Just like at home.....yeah right!
This is where a good belly-breath would be appropriate.  "Imagine your belly as a pink balloon...."  See a prior blog if you don't know what I'm talking about.  So, am I over-scheduled?  Yes.  Are my kids over-scheduled?  Not individually.  There's just so many of the little buggers!  Could I simplify my life?  Absolutely.  I could tell them, no dancing, no sports, no extracurricular activities.  Will I do that?  Nope.  I do have a rule that you only can play one sport per season and only on one team.  I also usually have them take the winter off, except for Jason with snow-boarding and Maddie is begging for basketball next year so that hiatus may be short-lived.  I think that all of these activities are important to their development as well-rounded individuals.  I like to encourage them to exercise their minds and their bodies.  Working as a team is an important skill that they can use throughout their lives.  It's just that everything comes to a head this time of year.

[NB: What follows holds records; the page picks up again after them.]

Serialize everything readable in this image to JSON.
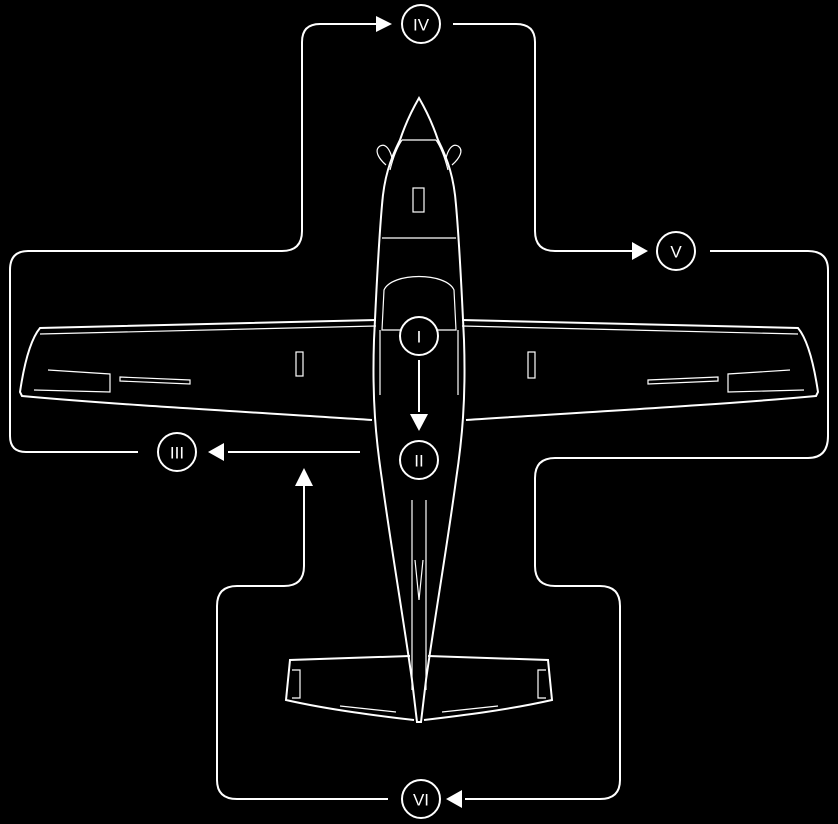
{
  "markers": {
    "i": "I",
    "ii": "II",
    "iii": "III",
    "iv": "IV",
    "v": "V",
    "vi": "VI"
  },
  "colors": {
    "background": "#000000",
    "line": "#ffffff"
  }
}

My "New Years" starts in September.  June officially ends my year.  July and August are two delicious bonus months of limbo.  So with that, May means games, recitals, concerts, projects due, class trips taken and deadlines made.  It's all of the wonderful things that we've been working on for 9 months giving birth.  It's a messy business.   So I breath, I take pictures, I freak out sometimes,  I screw-up, I get so proud that I cry and sometimes I pray for rain.  Oh, and I wouldn't change a thing.